Fluorescent lights buzzed overhead in the Richfield school gymnasium as Kelly La Frenier sat cross-legged on a mat on the cold tile floor and closed her eyes.

It wasn’t the usual Zen ambience of a dimly lit, posh yoga studio. But for the instructor’s student, a 15-year-old boy on probation, the benefit of the free class was just the same — giving him an escape, especially on this day, a bad day, by helping him relax and breathe.

The weekly class is part of a special partnership between a nonprofit Minneapolis yoga studio, One Yoga, and the Link, a nonprofit that provides after-school alternatives to detention for 13- to 18-year-old boys in Hennepin County. Instead of going to the county’s secure detention center or the Home School, boys on probation attend the reporting centers at two Twin Cities schools, where they are tutored, participate in activities and learn about conflict resolution.

The Link decided to start yoga classes seven years ago to introduce the practice to at-risk teens who may never have tried it, hoping they leave more limber, but more importantly, stronger mentally.

“It’s a wonderful positive outlet they can carry on,” said Beth Holger-Ambrose, executive director of the Link. “It’s good to provide a variety of positive activities for youth.”

Hennepin County also started yoga classes four years ago with volunteer instructors teaching girls who are on probation at the Home School, inspired by military veterans who have used yoga to help with post-traumatic stress disorder, said Kristi Cobbs, the county’s director of the girls program. Cobbs said yoga has boosted the girls’ self-esteem while helping them regulate their emotions and impulses.

It may seem like a “fluff” activity, Cobbs said, but “there is actual research supporting the effectiveness.”

Worry less, breathe more

A 2011 study by the Johns Hopkins Bloomberg School of Public Health found that fourth- and fifth-graders who took a mindfulness class four days a week for 12 weeks reported an increase in their ability to regulate their emotions. They also worried less and had fewer negative thoughts. Most of the students in the study were black and from low-income neighborhoods with high levels of violence.

The study’s researchers have pointed out that broader evidence shows that childhood trauma can affect kids psychologically, impairing their response to stress and their ability to control emotions. Mindfulness, the study said, could help at-risk youth better manage future stress.

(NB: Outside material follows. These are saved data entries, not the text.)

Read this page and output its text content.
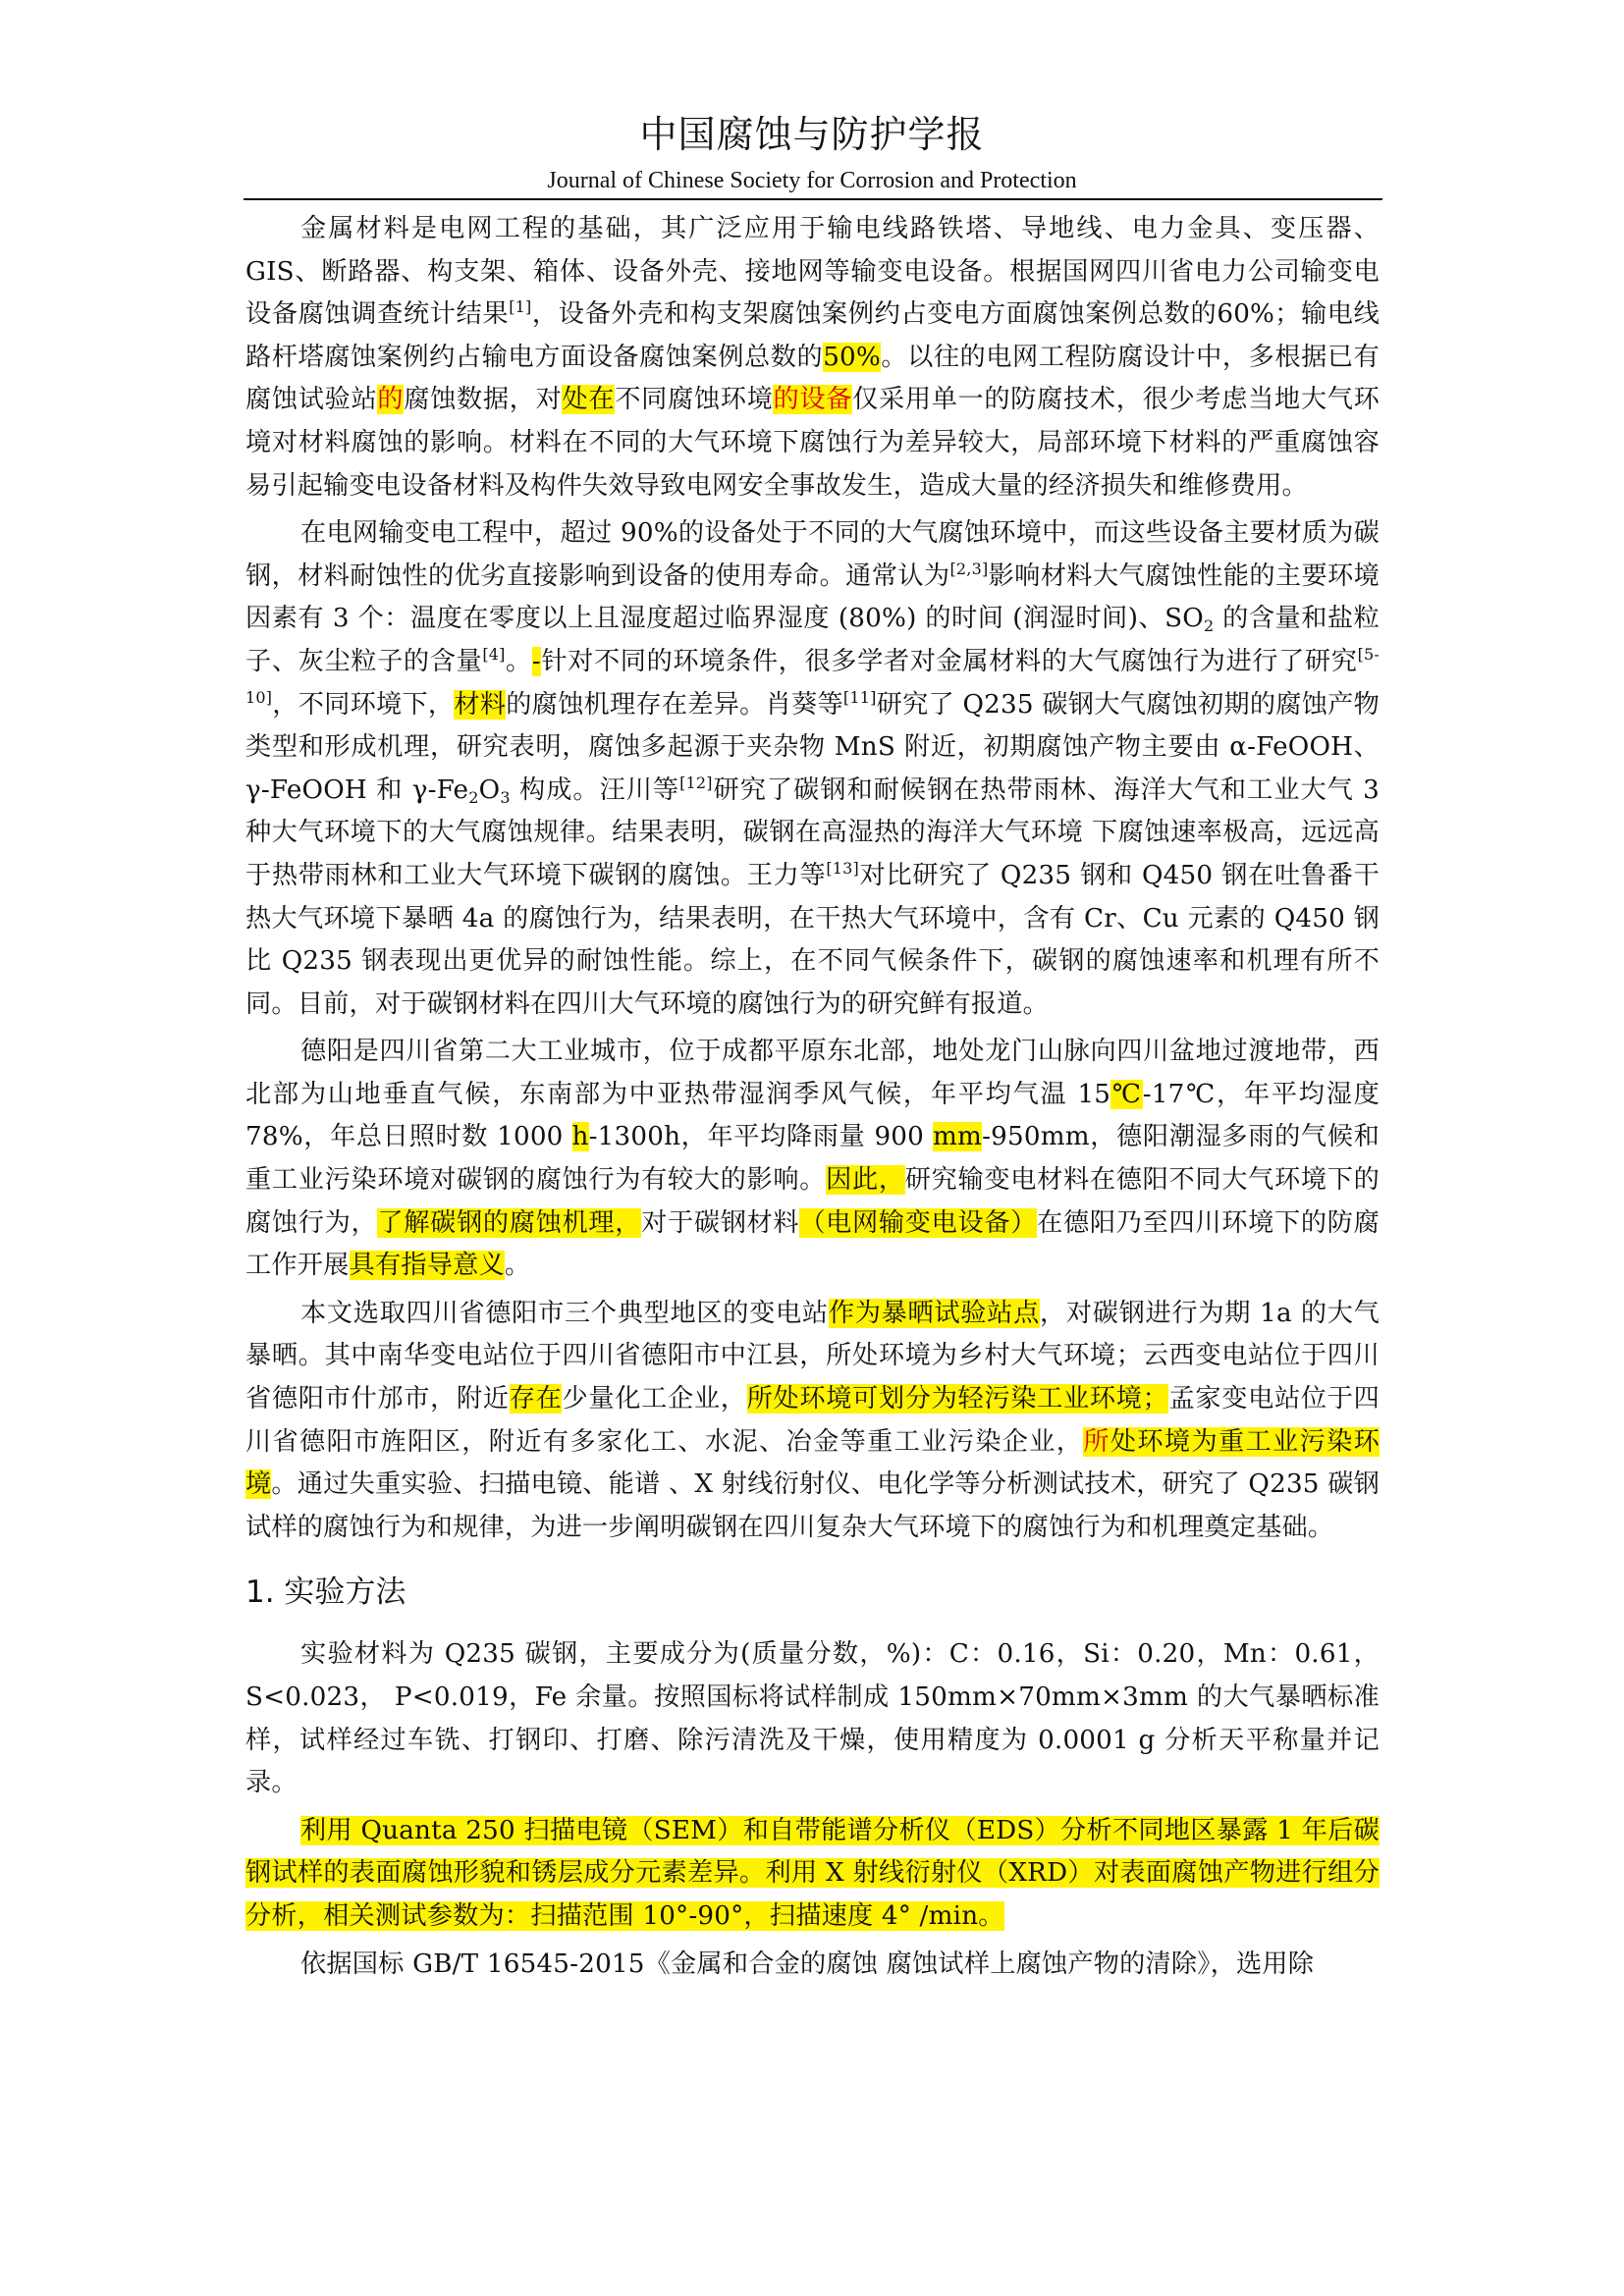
中国腐蚀与防护学报
Journal of Chinese Society for Corrosion and Protection

金属材料是电网工程的基础，其广泛应用于输电线路铁塔、导地线、电力金具、变压器、GIS、断路器、构支架、箱体、设备外壳、接地网等输变电设备。根据国网四川省电力公司输变电设备腐蚀调查统计结果[1]，设备外壳和构支架腐蚀案例约占变电方面腐蚀案例总数的60%；输电线路杆塔腐蚀案例约占输电方面设备腐蚀案例总数的50%。以往的电网工程防腐设计中，多根据已有腐蚀试验站的腐蚀数据，对处在不同腐蚀环境的设备仅采用单一的防腐技术，很少考虑当地大气环境对材料腐蚀的影响。材料在不同的大气环境下腐蚀行为差异较大，局部环境下材料的严重腐蚀容易引起输变电设备材料及构件失效导致电网安全事故发生，造成大量的经济损失和维修费用。

在电网输变电工程中，超过 90%的设备处于不同的大气腐蚀环境中，而这些设备主要材质为碳钢，材料耐蚀性的优劣直接影响到设备的使用寿命。通常认为[2,3]影响材料大气腐蚀性能的主要环境因素有 3 个：温度在零度以上且湿度超过临界湿度 (80%) 的时间 (润湿时间)、$SO_2$ 的含量和盐粒子、灰尘粒子的含量[4]。-针对不同的环境条件，很多学者对金属材料的大气腐蚀行为进行了研究[5-10]，不同环境下，材料的腐蚀机理存在差异。肖葵等[11]研究了 Q235 碳钢大气腐蚀初期的腐蚀产物类型和形成机理，研究表明，腐蚀多起源于夹杂物 MnS 附近，初期腐蚀产物主要由 α-FeOOH、γ-FeOOH 和 $\gamma-Fe_2O_3$ 构成。汪川等[12]研究了碳钢和耐候钢在热带雨林、海洋大气和工业大气 3 种大气环境下的大气腐蚀规律。结果表明，碳钢在高湿热的海洋大气环境 下腐蚀速率极高，远远高于热带雨林和工业大气环境下碳钢的腐蚀。王力等[13]对比研究了 Q235 钢和 Q450 钢在吐鲁番干热大气环境下暴晒 4a 的腐蚀行为，结果表明，在干热大气环境中，含有 Cr、Cu 元素的 Q450 钢比 Q235 钢表现出更优异的耐蚀性能。综上，在不同气候条件下，碳钢的腐蚀速率和机理有所不同。目前，对于碳钢材料在四川大气环境的腐蚀行为的研究鲜有报道。

德阳是四川省第二大工业城市，位于成都平原东北部，地处龙门山脉向四川盆地过渡地带，西北部为山地垂直气候，东南部为中亚热带湿润季风气候，年平均气温 15℃-17℃，年平均湿度 78%，年总日照时数 1000 h-1300h，年平均降雨量 900 mm-950mm，德阳潮湿多雨的气候和重工业污染环境对碳钢的腐蚀行为有较大的影响。因此，研究输变电材料在德阳不同大气环境下的腐蚀行为，了解碳钢的腐蚀机理，对于碳钢材料（电网输变电设备）在德阳乃至四川环境下的防腐工作开展具有指导意义。

本文选取四川省德阳市三个典型地区的变电站作为暴晒试验站点，对碳钢进行为期 1a 的大气暴晒。其中南华变电站位于四川省德阳市中江县，所处环境为乡村大气环境；云西变电站位于四川省德阳市什邡市，附近存在少量化工企业，所处环境可划分为轻污染工业环境；孟家变电站位于四川省德阳市旌阳区，附近有多家化工、水泥、冶金等重工业污染企业，所处环境为重工业污染环境。通过失重实验、扫描电镜、能谱 、X 射线衍射仪、电化学等分析测试技术，研究了 Q235 碳钢试样的腐蚀行为和规律，为进一步阐明碳钢在四川复杂大气环境下的腐蚀行为和机理奠定基础。

1. 实验方法

实验材料为 Q235 碳钢，主要成分为(质量分数，%)：C：0.16，Si：0.20，Mn：0.61，S<0.023， P<0.019，Fe 余量。按照国标将试样制成 150mm×70mm×3mm 的大气暴晒标准样，试样经过车铣、打钢印、打磨、除污清洗及干燥，使用精度为 0.0001 g 分析天平称量并记录。

利用 Quanta 250 扫描电镜（SEM）和自带能谱分析仪（EDS）分析不同地区暴露 1 年后碳钢试样的表面腐蚀形貌和锈层成分元素差异。利用 X 射线衍射仪（XRD）对表面腐蚀产物进行组分分析，相关测试参数为：扫描范围 10°-90°，扫描速度 4° /min。

依据国标 GB/T 16545-2015《金属和合金的腐蚀 腐蚀试样上腐蚀产物的清除》，选用除
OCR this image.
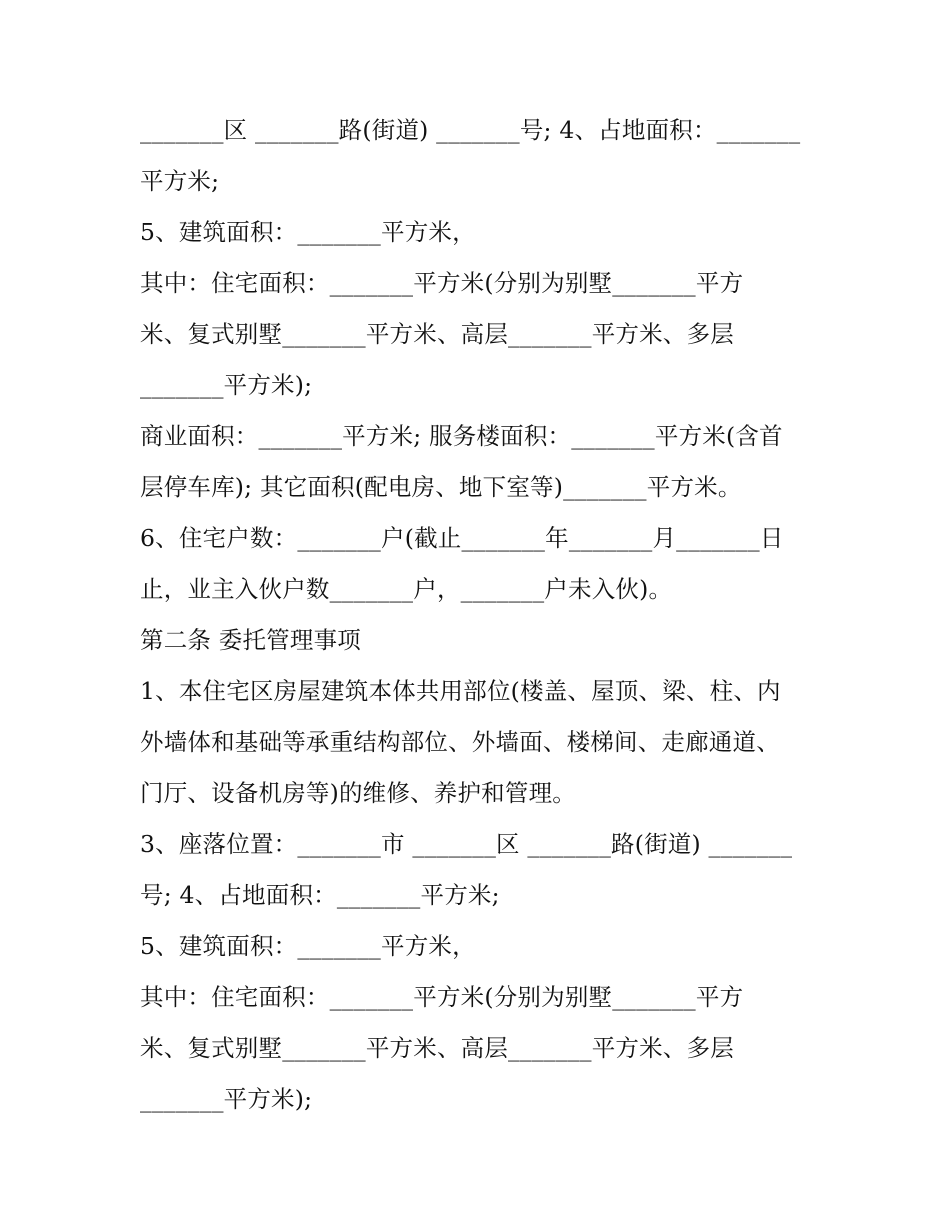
_______区 _______路(街道) _______号; 4、占地面积：_______
平方米;
5、建筑面积：_______平方米，
其中：住宅面积：_______平方米(分别为别墅_______平方
米、复式别墅_______平方米、高层_______平方米、多层
_______平方米);
商业面积：_______平方米; 服务楼面积：_______平方米(含首
层停车库); 其它面积(配电房、地下室等)_______平方米。
6、住宅户数：_______户(截止_______年_______月_______日
止，业主入伙户数_______户，_______户未入伙)。
第二条 委托管理事项
1、本住宅区房屋建筑本体共用部位(楼盖、屋顶、梁、柱、内
外墙体和基础等承重结构部位、外墙面、楼梯间、走廊通道、
门厅、设备机房等)的维修、养护和管理。
3、座落位置：_______市 _______区 _______路(街道) _______
号; 4、占地面积：_______平方米;
5、建筑面积：_______平方米，
其中：住宅面积：_______平方米(分别为别墅_______平方
米、复式别墅_______平方米、高层_______平方米、多层
_______平方米);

“For all of these young people, they’re handling a lot of difficulties and adversity,” said Tamar Mendelson, an associate professor at the school who worked on the study and said more research on the subject is needed. “Kids are often in fight or flight response all the time. It can give students extra tools to manage these stresses.”

Sporting yoga pants on a recent Tuesday at the Richfield school, La Frenier demonstrated the poses, barefoot on her mat.

The teenage student, wearing jeans and sneakers, kept pace, mimicking the chair pose and forward bend before she guided him and two employees from the Link through mindfulness.

“There’s nowhere you have to go right now, nothing else you have to do,” La Frenier said in a calm voice. “Just notice how you feel. There’s no right or wrong way.”

She had a more reluctant audience earlier that night in a Brooklyn Park school gymnasium.

‘Not a quick fix’

“How are you doing?” she asked a tall, lanky teen, who shrugged impassively.

It was his first class and he remained standing while La Frenier guided four other boys through a plank pose, then an upward dog pose. La Frenier, who has taught the classes for four years, refrained from using yoga terms, instead describing the movements.

The boy eventually gave up, leaving halfway through the class. But the other boys followed her poses before she ended the 50-minute session by emphasizing mindfulness and sitting in silence. After dropping lavender oil on the boys’ palms, she acknowledged that yoga isn’t for everyone.

“At least it’s an introduction [to yoga],” she said. “It takes time. It’s not a quick fix.”

One Yoga also provides a two-hour weekly class to women at the state prison in Shakopee and homeless men and women in Minneapolis. It’s part of a broader trend of showing that yoga and meditation isn’t just for the rich, but accessible and beneficial to everyone, from local elementary schoolchildren to prison inmates.

“Having these practices and skills helps you feel more grounded … and helps support a quality of life that we think should be available to everyone,” said Kris Cramer, the development director at One Yoga. “It’s something we view as a luxury, but everyone should have it in their lives.”